For your business’s first year of operation, you’ll need to submit an initial report within 120 days of forming, however this can be done while submitting your Certificate of Formation at no additional cost (for online filings only).
Note: Annual reports can be filed online or by mail, along with a $60 filing fee.
Sort Out Your Taxes
Regardless of where your LLC is registered, you will be required to pay certain federal taxes. This includes corporation and employer taxes (for LLCs filing as a C corporation), and federal income tax and self-employment taxes (for LLCs taxed as pass-through entities).
In addition, there are a number of different taxes you’ll be required to pay at a local and state level, which can vary depending on the nature of your business.
Below are some of the most common taxes in Washington State:
Business and Occupation Tax
Instead of income tax, Washington charges Business and Occupation (B&O) Tax on all a business’s revenue exceeding $35,000. There are four main classifications for B&O Tax which influence the rate and way in which it’s applied:
- Retailing B&O Tax: This is a flat tax rate of 0.471% applied to businesses involved in the sale or rentals of goods and certain services to customers. It must generally be collected on all sales unless there's a specific exemption.
- Wholesaling B&O Tax: A flat tax rate of 0.484% imposed on the sales of goods and certain services to an individual or entity who will resell them, such as packaging supplies. Buyers are required to provide you with a reseller permit before you can sell to them.
- Manufacturing B&O Tax: A tax rate of 0.484% applied to businesses manufacturing products in Washington, whether for sale or their own use. If your business also sells the products it makes, it will need to pay this tax in addition to Wholesaling/Retailing B&O Taxes.
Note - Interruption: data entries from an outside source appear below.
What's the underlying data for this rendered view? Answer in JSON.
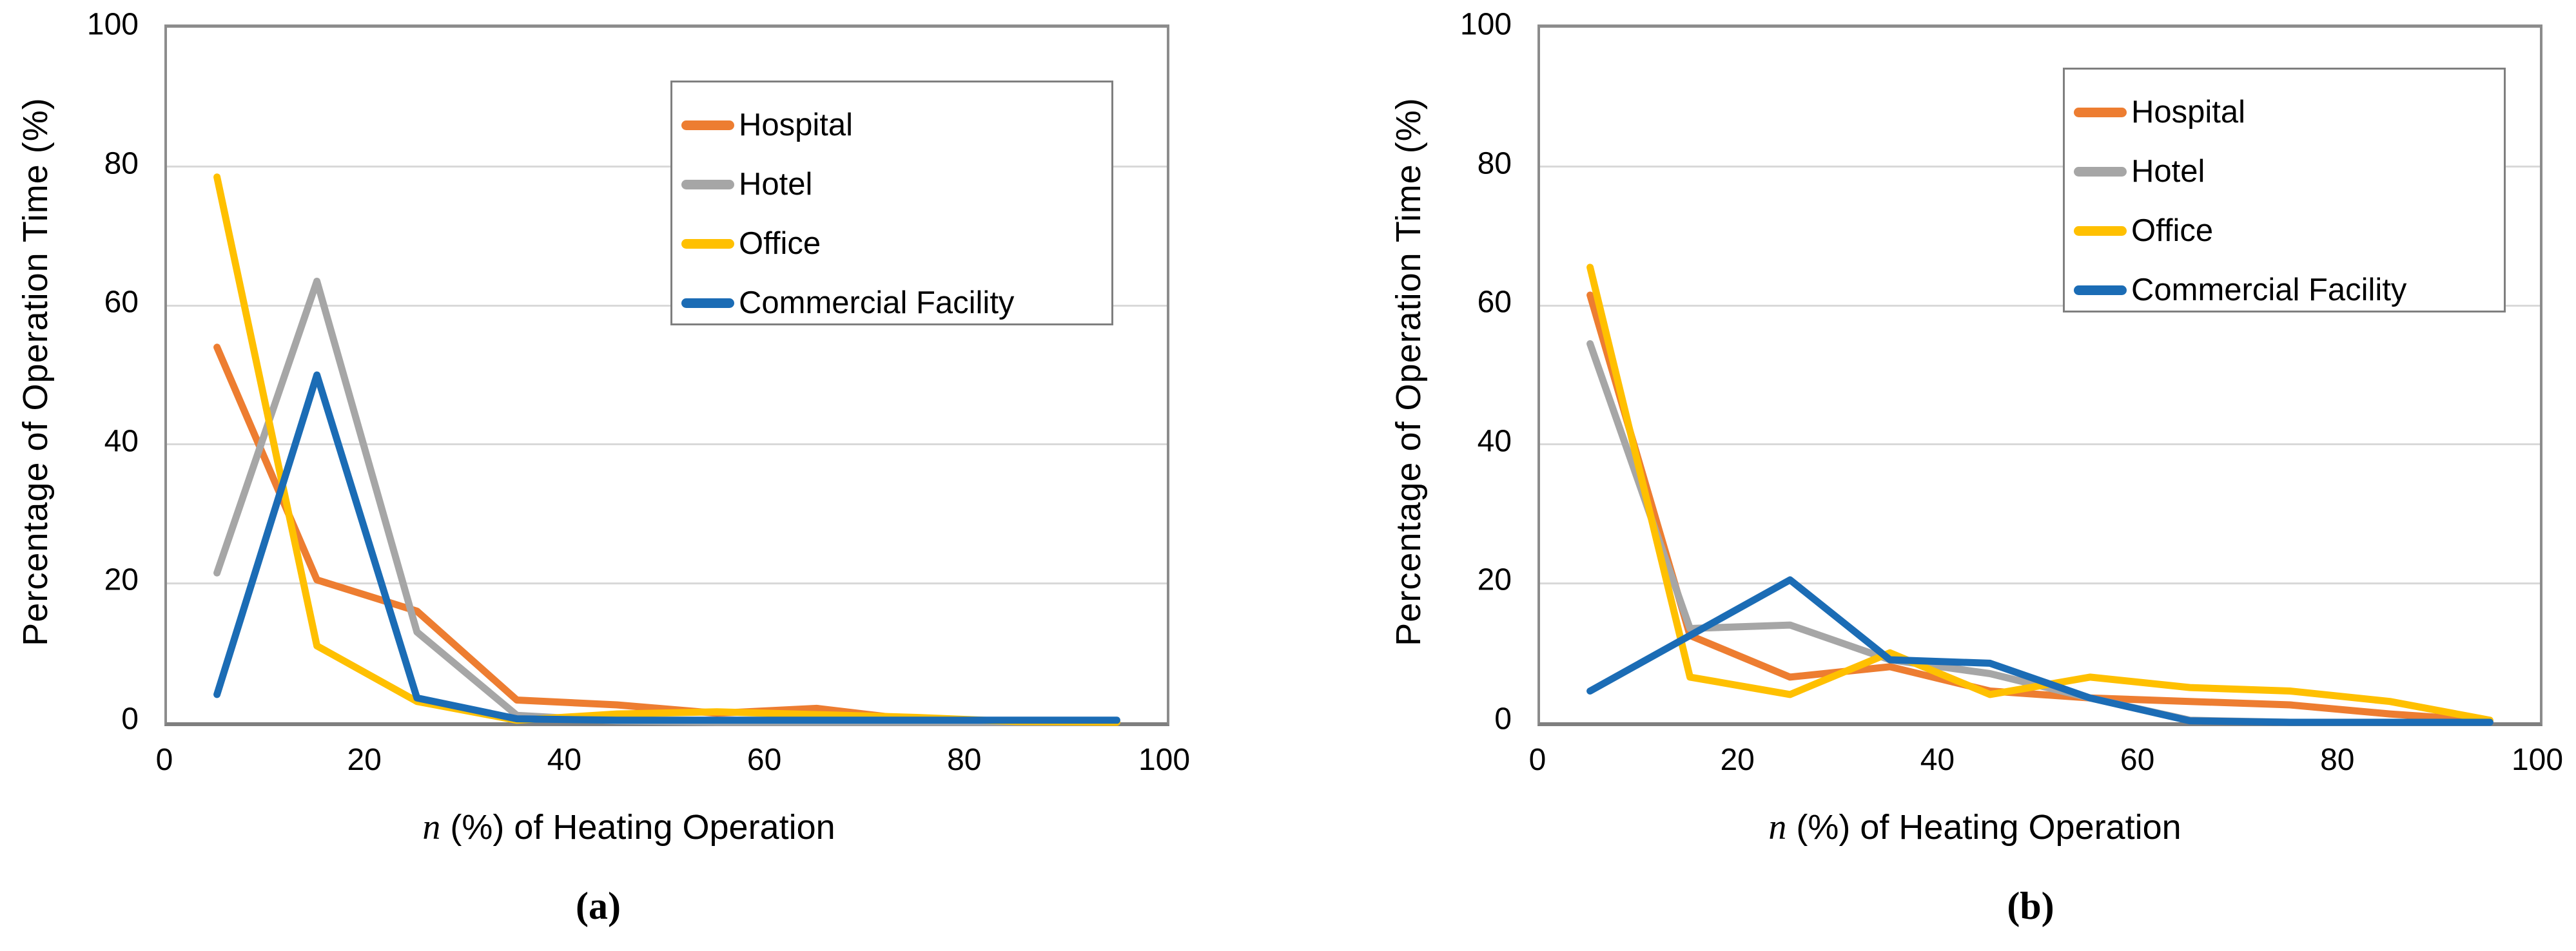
{
  "chart_data": [
    {
      "type": "line",
      "caption": "(a)",
      "ylabel": "Percentage of Operation Time (%)",
      "xlabel_var": "n",
      "xlabel_rest": " (%) of Heating Operation",
      "xlim": [
        0,
        100
      ],
      "ylim": [
        0,
        100
      ],
      "grid": "horizontal",
      "legend_position": "top-right",
      "x_ticks": [
        0,
        20,
        40,
        60,
        80,
        100
      ],
      "y_ticks": [
        100,
        80,
        60,
        40,
        20,
        0
      ],
      "x": [
        5,
        15,
        25,
        35,
        45,
        55,
        65,
        75,
        85,
        95
      ],
      "series": [
        {
          "name": "Hospital",
          "color": "#ED7D31",
          "values": [
            54,
            20.5,
            16,
            3.2,
            2.5,
            1.3,
            2,
            0.3,
            0,
            0
          ]
        },
        {
          "name": "Hotel",
          "color": "#A6A6A6",
          "values": [
            21.5,
            63.5,
            13,
            1,
            0.2,
            0,
            0,
            0,
            0,
            0
          ]
        },
        {
          "name": "Office",
          "color": "#FFC000",
          "values": [
            78.5,
            11,
            3,
            0.3,
            1.2,
            1.5,
            1.1,
            0.7,
            0.1,
            0
          ]
        },
        {
          "name": "Commercial Facility",
          "color": "#1B6CB5",
          "values": [
            4,
            50,
            3.5,
            0.5,
            0.3,
            0.3,
            0.3,
            0.3,
            0.3,
            0.3
          ]
        }
      ]
    },
    {
      "type": "line",
      "caption": "(b)",
      "ylabel": "Percentage of Operation Time (%)",
      "xlabel_var": "n",
      "xlabel_rest": " (%) of Heating Operation",
      "xlim": [
        0,
        100
      ],
      "ylim": [
        0,
        100
      ],
      "grid": "horizontal",
      "legend_position": "top-right",
      "x_ticks": [
        0,
        20,
        40,
        60,
        80,
        100
      ],
      "y_ticks": [
        100,
        80,
        60,
        40,
        20,
        0
      ],
      "x": [
        5,
        15,
        25,
        35,
        45,
        55,
        65,
        75,
        85,
        95
      ],
      "series": [
        {
          "name": "Hospital",
          "color": "#ED7D31",
          "values": [
            61.5,
            12.5,
            6.5,
            8,
            4.5,
            3.5,
            3,
            2.5,
            1.2,
            0.2
          ]
        },
        {
          "name": "Hotel",
          "color": "#A6A6A6",
          "values": [
            54.5,
            13.5,
            14,
            9,
            7,
            3.5,
            0.3,
            0,
            0,
            0
          ]
        },
        {
          "name": "Office",
          "color": "#FFC000",
          "values": [
            65.5,
            6.5,
            4,
            10,
            4,
            6.5,
            5,
            4.5,
            3,
            0.3
          ]
        },
        {
          "name": "Commercial Facility",
          "color": "#1B6CB5",
          "values": [
            4.5,
            12.5,
            20.5,
            9,
            8.5,
            3.5,
            0.2,
            0,
            0,
            0
          ]
        }
      ]
    }
  ]
}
- Service and Other Activities B&O Tax: This tax is levied at a rate of 1.5% on the income of businesses providing professional or personal services, such as offering notary services, internet access, or computer usage. This income is exempt from sales tax.
After registering with the Department of Revenue, your LLC should be provided with more detailed instructions on how to file your B&O tax return through the My DOR system.
Sales and Use Taxes
Sales and use taxes are a percentage added to the price of tangible goods and most services bought and used within the state. In Washington State, this is levied at a flat general rate of 6.50%, though local jurisdictions are also able to impose up to 4.10% in additional sales tax, with the average total sales tax rate being 8.86%.
Sales and use tax is paid online through the Washington State Department of Revenue’s My DOR platform, often on a monthly basis by the 25th of each month.
Note: If your LLC needs to collect sales/use tax, it will first need to register with the Washington Department of Revenue (DOR) and obtain a state business license by following the DOR’s instructions.